The same displacement occurs with building your platform. A platform, in marketing, is an audience that can be reliably reached and converted. Building a platform means accumulating followers, subscribers, and engagement metrics. This is a legitimate activity, and the reach it provides is real. But the platform-building frame, once internalised, tends to orient writing towards growth — towards attracting and retaining an audience rather than towards saying something because it needs to be said.
What the Language Does to Writers
The language of self-promotion online is not neutral. Adopting it changes how a writer understands their work.
A writer who thinks in terms of personal branding is implicitly treating themselves as a product to be marketed. Their writing becomes part of a brand identity rather than an expression of thought. The question what do I actually think about this? is replaced, gradually and often unconsciously, by the question what does my brand say about this? These are not the same question, and they produce different writing.
A writer who thinks in terms of showing up consistently — a phrase drawn from social media management — is treating their writing as a performance to be maintained rather than a practice to be developed. Consistency is a virtue in writing, but the consistency that matters is fidelity to thinking honestly and writing carefully. The consistency of a regular posting schedule is a different kind of consistency, and pursuing it at the expense of the first kind is a choice with consequences for the quality of the work.
None of this means that writers should not promote their work, or that audience-building is without value. Readers matter. Reach matters. A piece of writing that no one reads has not done what writing is for. The question is not whether to promote but whether to think in the language of promotion.
What Happens When the Language Takes Over
The risk is subtle and accumulates over time. A writer who uses marketing language occasionally, to think about practical questions of reach and platform, is using a tool. A writer who has fully internalised the language of self-promotion online — who thinks habitually in terms of personal brand, value proposition, and audience growth — has adopted a framework that tends to reorder their priorities in ways they may not have chosen.

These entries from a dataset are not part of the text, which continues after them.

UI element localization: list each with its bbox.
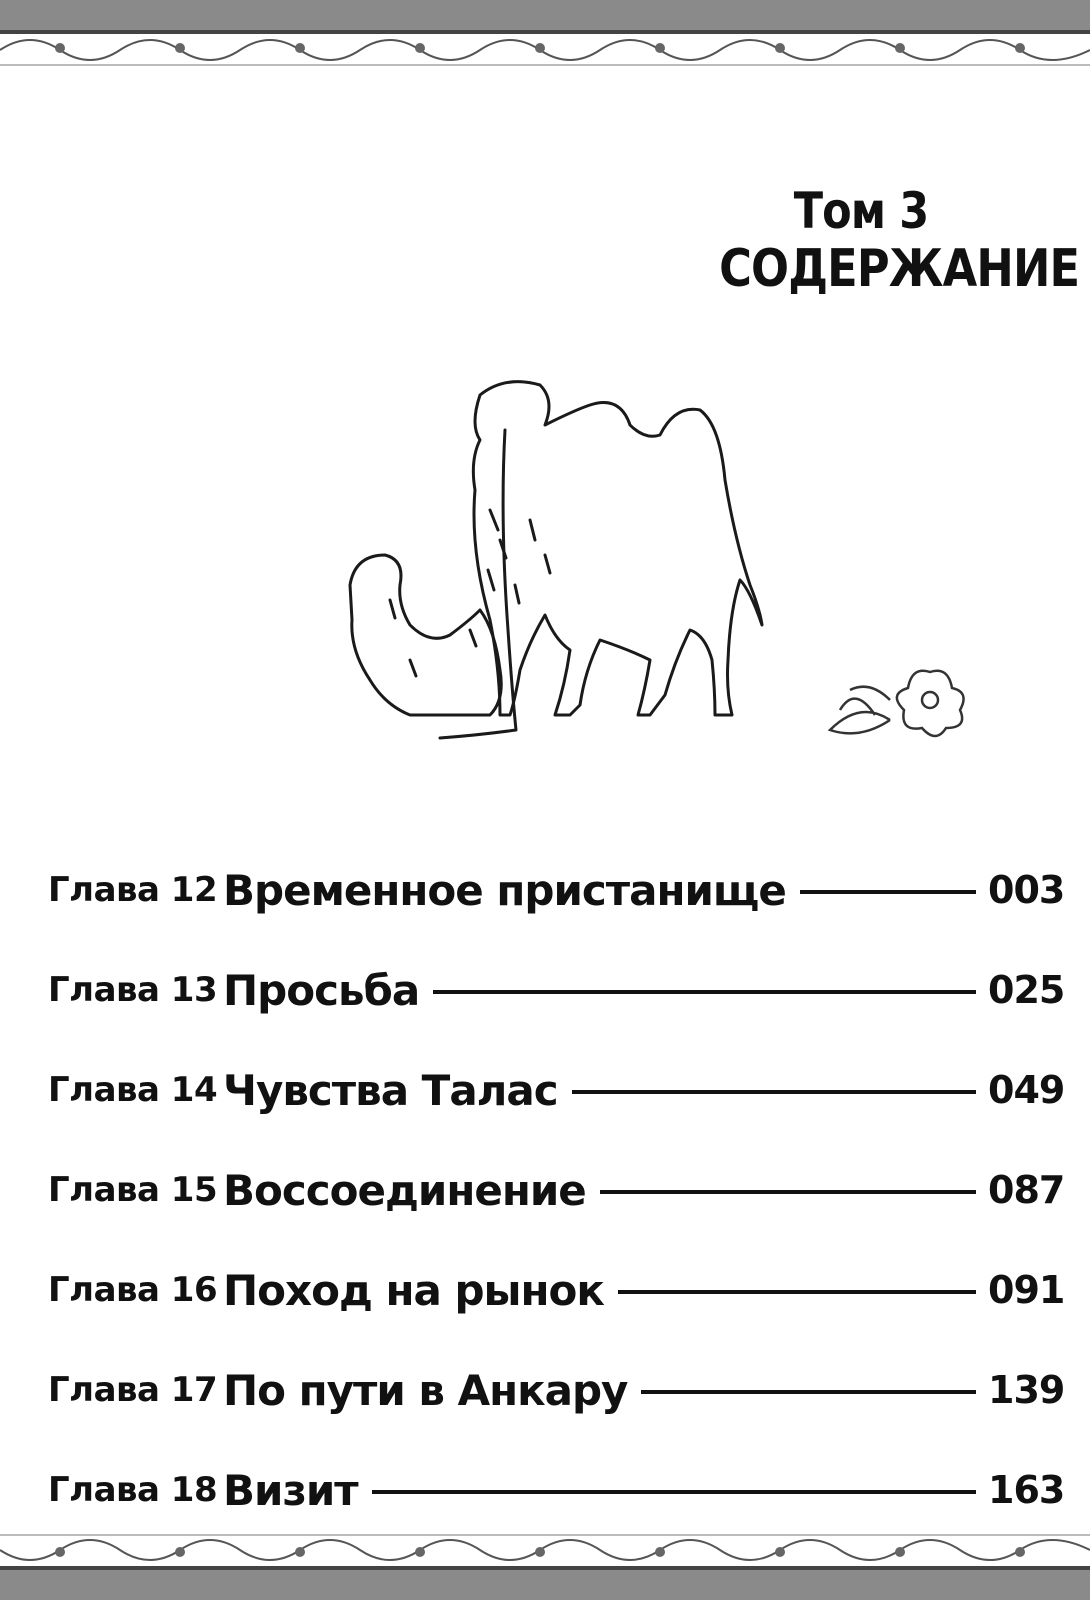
- chapter-label: Глава 16: [48, 1270, 218, 1310]
- camels-illustration: [330, 370, 1050, 790]
- toc-row-chapter-15[interactable]: [48, 1140, 1065, 1240]
- leader-line: [618, 1290, 976, 1294]
- page-number: 139: [988, 1368, 1065, 1412]
- chapter-title: Поход на рынок: [223, 1265, 604, 1315]
- chapter-title: Временное пристанище: [223, 865, 786, 915]
- sitting-camel: [350, 555, 501, 715]
- chapter-title: По пути в Анкару: [223, 1365, 628, 1415]
- chapter-label: Глава 12: [48, 870, 218, 910]
- page-number: 087: [988, 1168, 1065, 1212]
- volume-title: Том 3: [793, 182, 929, 240]
- leader-line: [641, 1390, 976, 1394]
- toc-row-chapter-12[interactable]: [48, 840, 1065, 940]
- chapter-title: Чувства Талас: [223, 1065, 558, 1115]
- camels-icon: [330, 370, 1050, 790]
- chapter-title: Визит: [223, 1465, 358, 1515]
- page-number: 025: [988, 968, 1065, 1012]
- page-number: 003: [988, 868, 1065, 912]
- leader-line: [372, 1490, 976, 1494]
- leader-line: [572, 1090, 976, 1094]
- chapter-label: Глава 14: [48, 1070, 218, 1110]
- toc-row-chapter-17[interactable]: [48, 1340, 1065, 1440]
- ornamental-border-top: [0, 0, 1090, 72]
- toc-row-chapter-14[interactable]: [48, 1040, 1065, 1140]
- standing-camel: [473, 382, 762, 715]
- leader-line: [600, 1190, 976, 1194]
- table-of-contents: [48, 840, 1065, 1540]
- toc-row-chapter-16[interactable]: [48, 1240, 1065, 1340]
- toc-row-chapter-18[interactable]: [48, 1440, 1065, 1540]
- page-number: 049: [988, 1068, 1065, 1112]
- page-number: 163: [988, 1468, 1065, 1512]
- toc-row-chapter-13[interactable]: [48, 940, 1065, 1040]
- chapter-label: Глава 17: [48, 1370, 218, 1410]
- leader-line: [800, 890, 976, 894]
- ornamental-border-bottom: [0, 1528, 1090, 1600]
- chapter-title: Просьба: [223, 965, 420, 1015]
- flower-ornament-icon: [830, 671, 964, 736]
- leader-line: [433, 990, 976, 994]
- chapter-title: Воссоединение: [223, 1165, 586, 1215]
- chapter-label: Глава 15: [48, 1170, 218, 1210]
- page-number: 091: [988, 1268, 1065, 1312]
- volume-heading: [696, 182, 1080, 299]
- chapter-label: Глава 13: [48, 970, 218, 1010]
- contents-title: СОДЕРЖАНИЕ: [719, 239, 1080, 299]
- chapter-label: Глава 18: [48, 1470, 218, 1510]
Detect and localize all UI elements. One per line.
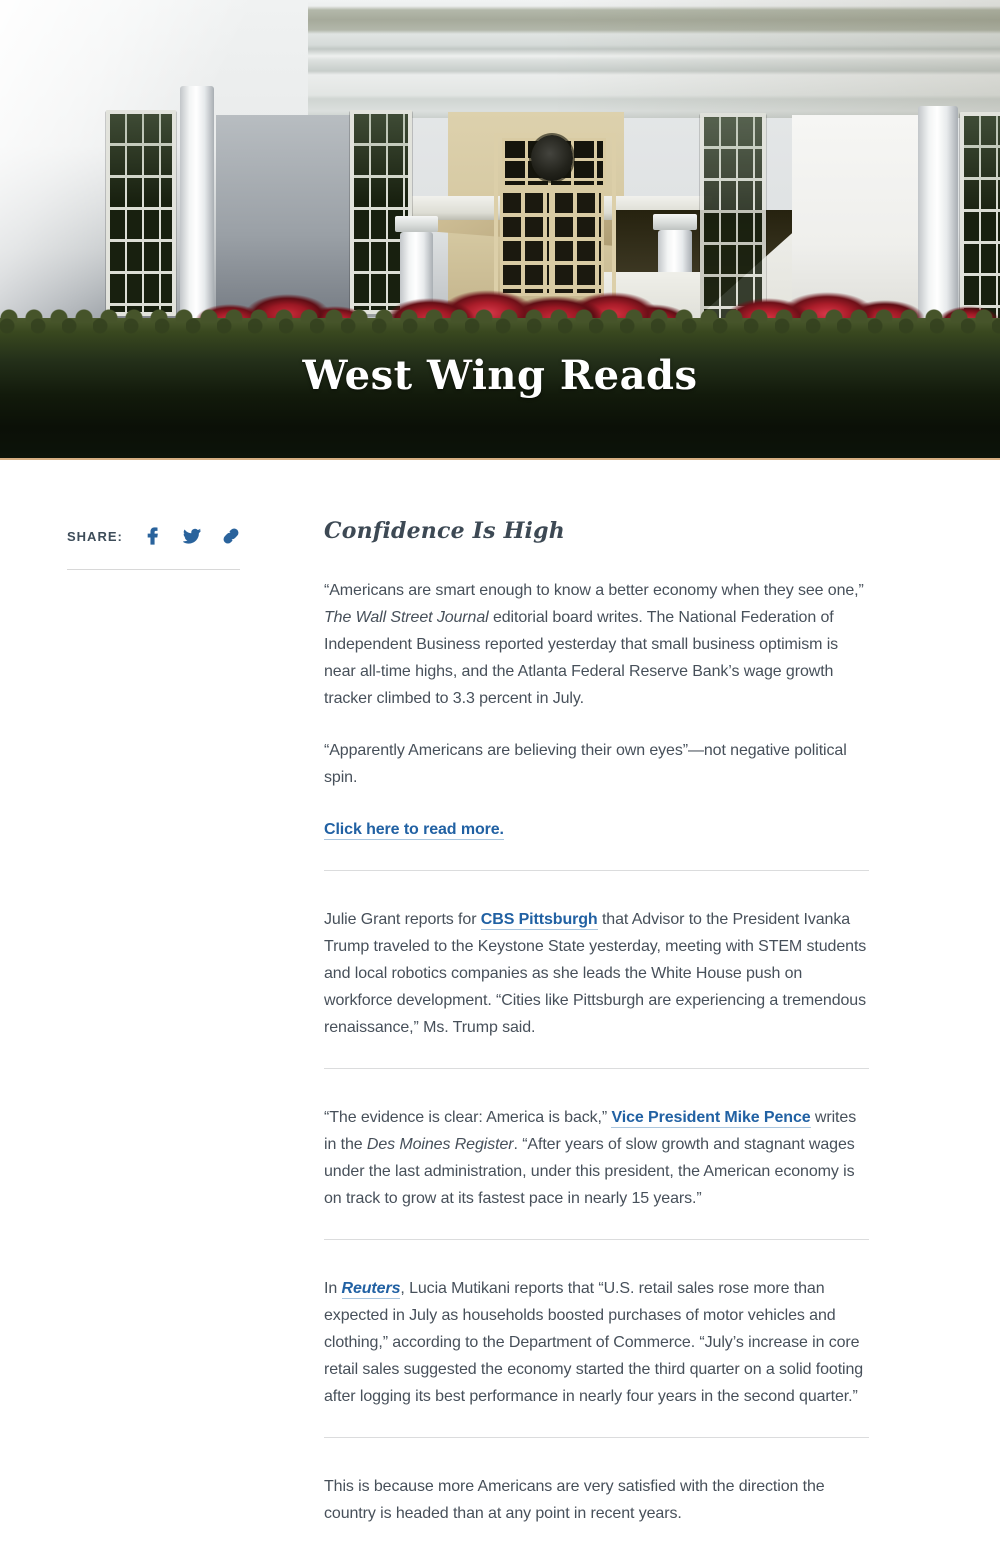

Writing produced primarily for brand consistency is writing produced for an imagined audience of potential followers rather than for real readers. It optimises for engagement — for the response that is most reliably provoked — rather than for truth. It is more likely to confirm what readers already believe than to say something they have not thought. It is more likely to be shareable than surprising.
The irony is that writing produced in this mode tends not to build the kind of readership that endures. The readers who return to a writer’s work over years — who trust it, who quote it, who recommend it to others — are almost never attracted by brand consistency. They are attracted by the quality of thinking.
The language through which we describe an activity shapes how we do it. A writer who describes their work in the language of self-promotion will eventually produce work that reflects that language.
The alternative is not to ignore the practical realities of online visibility — they are real and worth attending to. The alternative is to keep the language of promotion in its proper place: as a set of practical tools for helping readers find work that was written for other reasons entirely.